November 15th, 2005 at 6:48 am
I have many of those same feelings. I’m an Army brat, my father a retired officer. But in this case I think criticism is necessary because something needs to be done or we may well lose. And at risk of quoting myself, Iraq has all of Vietnam’s quagmire potential and none of its strategic irrelevance. If we lose, this will be a disaster for us.
As you know, Lincoln was subjected to awful criticism throughout the war, including all sorts of Congressional meddling. I’m sure that made things difficult. On the other hand we finally got Grant and Sherman and Sheridan.
November 15th, 2005 at 8:21 am
“If the far more rational government in Tehran is crossing the Shia-Sunni divide to treat with al Qaeda, it is very likely that Saddam would have had we not turned our attention to Iraq so quickly after the elimination of the Taliban.”
Man, talk about non-sequitors. And poor arguments. Even if the analogy made the slightest bit of sense - which it doesn’t on its own terms - one is in pretty poor shape when one’s argument becomes “if we hadn’t attacked Iraq, Saddam might have started to aid Al-Qaeda.” Yes, that’s a great reason for treating Iraq as an imminent threat and throwing most of your military resources at it.
Are you seriously endorsing this as deep thinking on the War on Terror?
November 15th, 2005 at 12:04 pm
I don’t see the Vietnam analogy, other than the two points Cal mentioned. The South Vietnamese government was oppresive and unpopular. The vast majority of Iraqis support their government. South Vietnam itself had no strong national identity. Iraq has a strong national self image. Even though the conflict has transformed into something our president and military didn’t forsee, we seem to have stumbled upon a winning strategy against Al-Qaeda. The enemy is hemoraging public support in the Arab world.

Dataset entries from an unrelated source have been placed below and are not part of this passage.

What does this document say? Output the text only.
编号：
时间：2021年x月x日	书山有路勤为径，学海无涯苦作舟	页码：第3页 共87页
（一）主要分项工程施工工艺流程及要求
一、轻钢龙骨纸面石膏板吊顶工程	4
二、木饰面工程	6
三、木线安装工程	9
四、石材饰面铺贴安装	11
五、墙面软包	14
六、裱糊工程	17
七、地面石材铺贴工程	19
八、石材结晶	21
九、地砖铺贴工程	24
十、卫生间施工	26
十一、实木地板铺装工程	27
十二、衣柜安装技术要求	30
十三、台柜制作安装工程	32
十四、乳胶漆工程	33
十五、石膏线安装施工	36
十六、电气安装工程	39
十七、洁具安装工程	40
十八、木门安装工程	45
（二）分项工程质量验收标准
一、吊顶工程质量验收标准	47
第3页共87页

I give Bush no credit for this, other than for being too bull-headed to back down from a fight - any fight. A part of me still wonders if he saw Iraq as a blotch on the Bush family honor and if that played a role in starting the war. I didn’t see any reason for us to get involved in Iraq, but it has turned out much better than I had expected. We’re winning in Iraq and in the Arab world in general. If Iraq can be compared to Vietnam, it’s Al-Qaeda’s Vietnam, not ours. They’re the ones losing the war of public opinion. The US can afford to lose the support of the Arab street (what else is new?). Al-Qaeda can’t.